O mercado das stablecoins, moedas digitais lastreadas em dólar, atingiu novos patamares históricos e encerrou 2025 com valor de mercado de US$ 311 bilhões, registrando mais de US$ 28 trilhões em transações globais. O montante supera, somadas, as operações da Visa e da Mastercard no período, segundo dados compilados pelo Mercado Bitcoin. Esse avanço reforça uma tendência crescente de empresas que adotam a tecnologia como instrumento financeiro e infraestrutura para transações internacionais mais rápidas, seguras e econômicas.
No Brasil, o impacto é crescente entre companhias que realizam pagamentos B2B (business-to-business) com parceiros no exterior. A combinação entre estabilidade cambial e agilidade das redes blockchain está substituindo processos lentos e caros do sistema tradicional, como o uso do SWIFT, que pode levar dias para compensar e cobrar taxas entre US$ 15 e US$ 45 por transação, além da incidência de IOF e oscilações cambiais.
“As stablecoins estão redefinindo a forma como as empresas brasileiras participam do comércio global”, afirma Sofia Düesberg, General Manager da Conduit no Brasil. “Elas oferecem a confiança do lastro em moeda forte, como o dólar, com a eficiência das redes blockchain, que liquidam pagamentos em minutos e sem intermediários bancários. Isso muda completamente a dinâmica de fluxo de caixa e previsibilidade financeira das empresas”.
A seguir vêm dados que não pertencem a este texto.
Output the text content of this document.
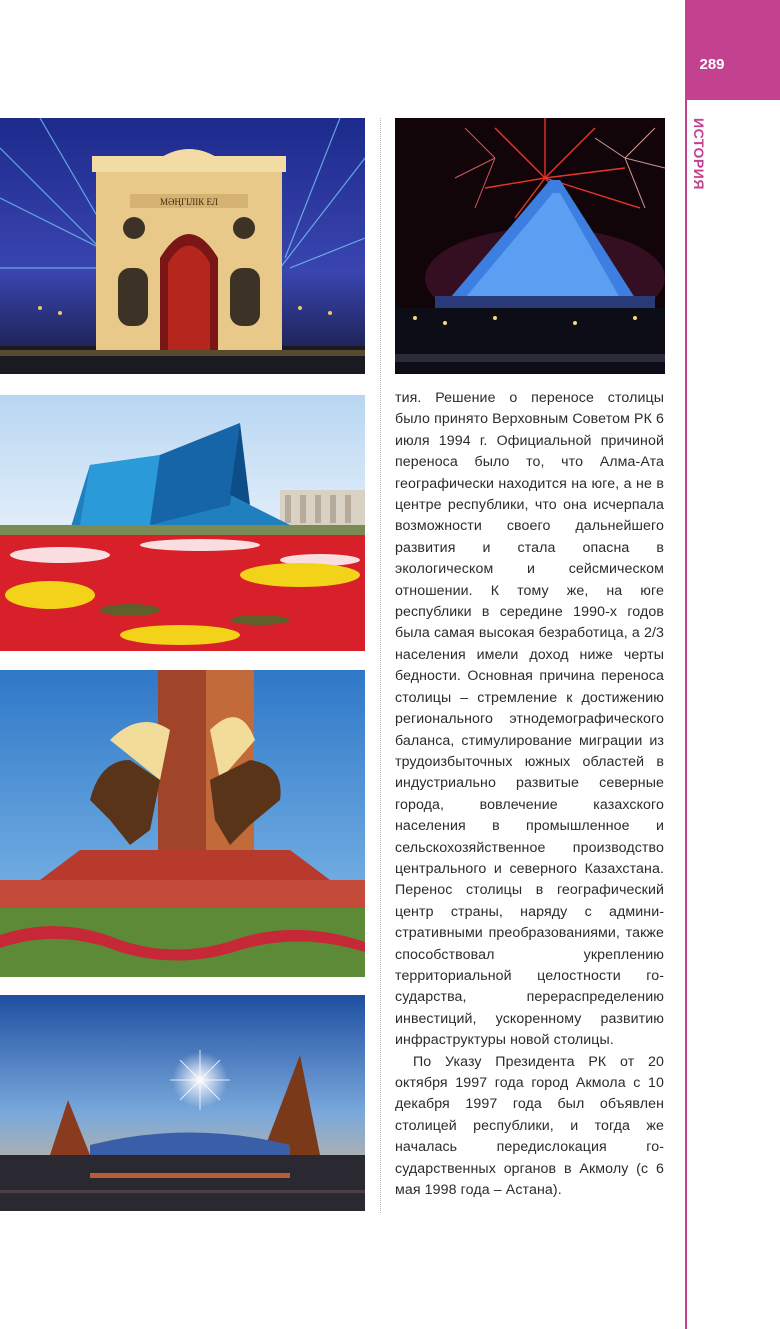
289
ИСТОРИЯ
МӘҢГІЛІК ЕЛ

тия. Решение о переносе столицы было принято Верховным Советом РК 6 июля 1994 г. Официальной причиной переноса было то, что Алма-Ата географически находится на юге, а не в центре республики, что она исчерпала возможности своего дальнейшего развития и стала опасна в экологическом и сейсмическом отношении. К тому же, на юге республики в середине 1990-х годов была самая высокая безработица, а 2/3 населения имели доход ниже черты бедности. Основная причина переноса столицы – стремление к достижению регионального этнодемографического баланса, стимулирование миграции из трудоизбыточных южных областей в индустриально развитые северные города, вовлечение казахского населения в промышленное и сельскохозяйственное производство центрального и северного Казахстана. Перенос столицы в географический центр страны, наряду с административными преобразованиями, также способствовал укреплению территориальной целостности государства, перераспределению инвестиций, ускоренному развитию инфраструктуры новой столицы.

По Указу Президента РК от 20 октября 1997 года город Акмола с 10 декабря 1997 года был объявлен столицей республики, и тогда же началась передислокация государственных органов в Акмолу (с 6 мая 1998 года – Астана).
Eficiência, transparência e redução de custos
A principal vantagem para o mercado B2B está na eficiência operacional. Enquanto transferências internacionais tradicionais dependem de múltiplos intermediários e fusos horários bancários, as stablecoins permitem pagamentos 24/7, com liquidação instantânea e rastreabilidade total.
Além disso, a tecnologia reduz barreiras cambiais e simplifica o compliance regulatório. Cada transação fica registrada de forma transparente no blockchain, facilitando auditorias e controles internos.
Empresas que importam insumos, contratam serviços no exterior ou operam com fornecedores globais têm encontrado nessas moedas digitais uma forma de ganhar competitividade, ao eliminar custos ocultos e reduzir o tempo de capital parado em trânsito.
“Hoje, um pagamento internacional via stablecoin pode ser concluído em minutos, com custos menores do que o processo bancário tradicional”, destaca Düesberg. “Essa eficiência abre espaço para que negócios de todos os portes, inclusive as PMEs, possam atuar globalmente com o mesmo nível de agilidade das grandes corporações”.
O papel do Brasil e a tendência global
O Brasil desponta como um dos mercados mais promissores para a adoção corporativa das stablecoins. A familiaridade do setor corporativo com o Pix e o avanço da digitalização financeira criam terreno propício para a integração de soluções blockchain no ambiente de negócios.
“O mercado está amadurecendo rapidamente. As empresas já não veem o blockchain como um experimento, mas como uma infraestrutura real de pagamentos globais”, conclui.